Malgré deux séjours avec les Islanders de New York, Ben Walter passe la grande majeure partie de son temps avec les Sound Tigers de Bridgeport dans la Ligue américaine de hockey.(Photo: courtoisie)
Ben Walter croit toujours en ses chances
Le hockeyeur Ben Walter a de temps en temps la chance de jouer quelques parties de la Ligue nationale de hockey, mais la plupart du temps, c’est dans la Ligue américaine (LAH) qu’il évolue et qu’il doit continuer à s’améliorer.
Natif et ayant grandi à Beaconsfield, Walter et sa famille ont par la suite déménagés dans l’Ouest canadien, en Colombie-Britannique. Ce changement de territoire aurait pu nuire à la carrière du joueur de centre, mais ça n’a pas été le cas.
Après avoir joué une saison dans la faible BCHL en 2000-2001, Ben Walter fait le saut à l’Université américaine de Mass-Lowell où il est un joueur dominant durant trois saisons. Assez dominant pour se faire remarquer par les dépisteurs des Bruins de Boston qui font de lui leur choix de 5e ronde, 160e au total à l’encan amateur de 2004.
Fraîchement sorti des études et même finaliste pour l’obtention du trophée Hobey-Baker, Walter passe sa première saison professionnelle chez les Bruins de Providence dans la LAH, le club-ferme des Bostonnais. Il y amasse 40 points et est même rappelé pour disputer six parties avec le grand club en cours de route.
L’année suivante, en 2006-2007, le joueur de centre de 6 pieds 1 et 195 livres sort de sa coquille. Il amasse 67 points dont 24 buts à Providence et termine deuxième meilleur marqueur de son équipe derrière David Krejci. Il est nommé sur la deuxième équipe d’étoiles du circuit. L’état major des Bruins fait encore appel à ses services pendant quatre parties, mais encore une fois, Walter n’est pas beaucoup utilisé et ne peut vraiment se faire valoir.
Puis, depuis l’été dernier, les choses semblent vouloir changer. C’est du moins ce que croit le jeune hockeyeur de 23 ans. Échangé aux Islanders de New York durant l’entre-saison, Walter a eu l’occasion de repartir à zéro.

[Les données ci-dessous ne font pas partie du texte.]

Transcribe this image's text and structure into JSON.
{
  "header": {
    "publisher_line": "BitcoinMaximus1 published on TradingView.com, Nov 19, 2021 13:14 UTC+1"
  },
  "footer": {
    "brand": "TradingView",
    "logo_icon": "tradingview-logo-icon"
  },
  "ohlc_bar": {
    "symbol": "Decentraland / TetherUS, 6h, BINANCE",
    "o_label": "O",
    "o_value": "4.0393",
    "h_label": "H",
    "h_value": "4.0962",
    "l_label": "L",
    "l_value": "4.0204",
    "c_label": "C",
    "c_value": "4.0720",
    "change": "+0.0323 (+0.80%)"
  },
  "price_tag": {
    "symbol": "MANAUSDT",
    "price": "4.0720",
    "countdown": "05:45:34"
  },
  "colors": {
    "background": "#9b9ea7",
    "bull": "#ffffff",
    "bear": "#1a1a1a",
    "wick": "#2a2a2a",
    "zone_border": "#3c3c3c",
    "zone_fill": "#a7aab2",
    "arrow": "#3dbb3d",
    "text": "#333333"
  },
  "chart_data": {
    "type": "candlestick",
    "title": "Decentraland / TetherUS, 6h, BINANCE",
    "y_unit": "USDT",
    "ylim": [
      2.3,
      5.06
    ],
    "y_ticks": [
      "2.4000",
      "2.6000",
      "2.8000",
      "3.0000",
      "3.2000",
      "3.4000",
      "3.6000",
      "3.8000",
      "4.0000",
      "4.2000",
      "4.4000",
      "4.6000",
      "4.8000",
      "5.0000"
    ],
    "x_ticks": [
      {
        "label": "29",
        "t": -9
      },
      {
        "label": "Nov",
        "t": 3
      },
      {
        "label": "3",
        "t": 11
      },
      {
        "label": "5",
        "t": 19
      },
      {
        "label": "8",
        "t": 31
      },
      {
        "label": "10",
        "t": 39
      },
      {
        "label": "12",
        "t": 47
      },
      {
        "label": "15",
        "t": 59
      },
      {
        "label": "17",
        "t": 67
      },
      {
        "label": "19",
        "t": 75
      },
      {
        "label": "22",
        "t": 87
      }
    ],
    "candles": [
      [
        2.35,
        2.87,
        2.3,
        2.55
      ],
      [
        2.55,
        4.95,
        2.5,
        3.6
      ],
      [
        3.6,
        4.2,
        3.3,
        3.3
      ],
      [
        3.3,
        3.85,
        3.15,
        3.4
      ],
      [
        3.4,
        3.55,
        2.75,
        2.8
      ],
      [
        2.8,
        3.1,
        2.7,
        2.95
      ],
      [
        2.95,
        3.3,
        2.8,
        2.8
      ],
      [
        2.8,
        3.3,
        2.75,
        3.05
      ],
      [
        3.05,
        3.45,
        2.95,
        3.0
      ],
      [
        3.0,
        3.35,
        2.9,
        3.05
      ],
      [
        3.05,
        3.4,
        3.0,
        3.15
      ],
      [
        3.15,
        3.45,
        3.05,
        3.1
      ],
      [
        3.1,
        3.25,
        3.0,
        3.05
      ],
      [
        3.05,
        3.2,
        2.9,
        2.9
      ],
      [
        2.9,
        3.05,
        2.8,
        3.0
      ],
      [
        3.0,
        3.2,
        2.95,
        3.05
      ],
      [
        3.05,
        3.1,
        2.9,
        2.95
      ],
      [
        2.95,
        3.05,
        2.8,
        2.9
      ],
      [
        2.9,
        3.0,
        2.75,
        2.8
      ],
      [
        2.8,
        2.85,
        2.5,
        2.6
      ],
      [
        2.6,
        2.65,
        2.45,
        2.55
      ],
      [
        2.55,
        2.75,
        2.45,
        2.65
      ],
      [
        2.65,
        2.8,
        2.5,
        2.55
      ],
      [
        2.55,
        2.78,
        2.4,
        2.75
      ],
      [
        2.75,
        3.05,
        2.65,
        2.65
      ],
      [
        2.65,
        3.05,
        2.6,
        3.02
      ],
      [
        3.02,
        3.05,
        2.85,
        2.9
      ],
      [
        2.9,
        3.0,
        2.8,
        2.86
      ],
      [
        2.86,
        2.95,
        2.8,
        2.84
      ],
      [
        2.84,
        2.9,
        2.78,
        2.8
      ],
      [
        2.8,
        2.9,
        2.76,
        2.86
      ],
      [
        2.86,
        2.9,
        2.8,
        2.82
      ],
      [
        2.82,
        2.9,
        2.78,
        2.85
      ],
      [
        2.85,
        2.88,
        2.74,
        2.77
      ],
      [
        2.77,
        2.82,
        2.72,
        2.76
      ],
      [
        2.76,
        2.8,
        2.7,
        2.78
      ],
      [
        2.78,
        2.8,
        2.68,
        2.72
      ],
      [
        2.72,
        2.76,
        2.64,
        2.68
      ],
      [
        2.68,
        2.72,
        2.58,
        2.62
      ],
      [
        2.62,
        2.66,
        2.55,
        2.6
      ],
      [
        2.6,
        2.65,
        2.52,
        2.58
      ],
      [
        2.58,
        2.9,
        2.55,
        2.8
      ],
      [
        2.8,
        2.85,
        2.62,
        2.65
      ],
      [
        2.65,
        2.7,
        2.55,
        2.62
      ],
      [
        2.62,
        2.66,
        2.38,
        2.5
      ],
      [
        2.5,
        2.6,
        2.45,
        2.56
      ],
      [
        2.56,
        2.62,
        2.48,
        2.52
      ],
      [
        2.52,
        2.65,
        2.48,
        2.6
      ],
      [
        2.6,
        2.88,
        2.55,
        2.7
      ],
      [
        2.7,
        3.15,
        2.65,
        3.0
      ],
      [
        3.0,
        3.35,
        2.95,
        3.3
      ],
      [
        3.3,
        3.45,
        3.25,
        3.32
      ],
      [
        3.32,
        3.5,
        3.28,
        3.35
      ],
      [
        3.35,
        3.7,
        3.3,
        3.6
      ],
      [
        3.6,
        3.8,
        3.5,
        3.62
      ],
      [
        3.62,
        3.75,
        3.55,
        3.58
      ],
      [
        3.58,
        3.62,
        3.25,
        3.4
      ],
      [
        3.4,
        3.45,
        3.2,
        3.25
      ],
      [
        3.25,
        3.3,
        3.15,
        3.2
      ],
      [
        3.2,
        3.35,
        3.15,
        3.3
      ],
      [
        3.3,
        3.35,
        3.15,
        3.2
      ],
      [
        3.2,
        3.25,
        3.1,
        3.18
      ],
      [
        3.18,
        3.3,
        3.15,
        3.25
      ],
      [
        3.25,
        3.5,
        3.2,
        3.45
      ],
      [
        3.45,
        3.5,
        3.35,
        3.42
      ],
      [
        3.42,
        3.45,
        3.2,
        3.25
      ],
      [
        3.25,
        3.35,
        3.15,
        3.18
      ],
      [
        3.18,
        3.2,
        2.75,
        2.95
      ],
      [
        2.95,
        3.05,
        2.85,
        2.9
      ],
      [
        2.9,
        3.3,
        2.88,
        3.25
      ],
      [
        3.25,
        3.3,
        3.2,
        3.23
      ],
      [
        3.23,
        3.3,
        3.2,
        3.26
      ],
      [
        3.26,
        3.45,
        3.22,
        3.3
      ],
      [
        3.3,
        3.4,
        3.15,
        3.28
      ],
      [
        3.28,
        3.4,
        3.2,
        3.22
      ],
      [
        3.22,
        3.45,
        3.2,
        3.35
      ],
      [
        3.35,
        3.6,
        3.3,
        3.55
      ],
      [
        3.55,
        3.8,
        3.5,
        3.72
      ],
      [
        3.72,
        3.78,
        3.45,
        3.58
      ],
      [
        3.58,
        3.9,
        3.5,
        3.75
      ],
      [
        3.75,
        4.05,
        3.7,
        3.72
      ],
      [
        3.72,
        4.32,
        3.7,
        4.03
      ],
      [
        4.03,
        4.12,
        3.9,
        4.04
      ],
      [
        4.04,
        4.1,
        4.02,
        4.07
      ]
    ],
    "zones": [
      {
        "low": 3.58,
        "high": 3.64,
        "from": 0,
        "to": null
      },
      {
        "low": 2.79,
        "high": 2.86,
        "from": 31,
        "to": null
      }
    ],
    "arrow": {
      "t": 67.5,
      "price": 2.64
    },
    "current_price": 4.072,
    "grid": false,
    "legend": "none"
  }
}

«Je crois que toutes les organisations sont différentes les unes des autres, mais je me sens bien dans celle des Islanders, plus qu’avec les Bruins. Ils me traitent très bien et je sens que je suis toujours le bienvenu et qu’ils sont contents de m’avoir», a confié Walter, lorsque rejoint au téléphone à bord de l’autobus de son équipe.
L’histoire se répète
Jusqu’à maintenant cette saison, Walter a une fiche de 11-20-31 en 34 parties avec le club-école, les Sound Tigers de Brigdeport. L’attaquant a aussi effectué deux séjours avec les Islanders dans la grande ligue où il a participé à cinq parties. Son temps de jeu n’a toutefois pas été bien impressionnant. Encore une fois utilisé sur la quatrième ligne d’attaque, Walter a passé 21 minutes sur la patinoire, pour une moyenne de 4:15 par match.
Et encore une fois, il n’a pu amasser aucun point. En une quinzaine de parties échelonnées sur trois saisons, le natif de Beaconsfield n’en a récolté aucun. Certains pourraient être tentés de dire qu’à 23 ans, il est devenu un joueur étiqueté Ligue américaine, trop bon pour les mineures, mais pas assez pour la LNH.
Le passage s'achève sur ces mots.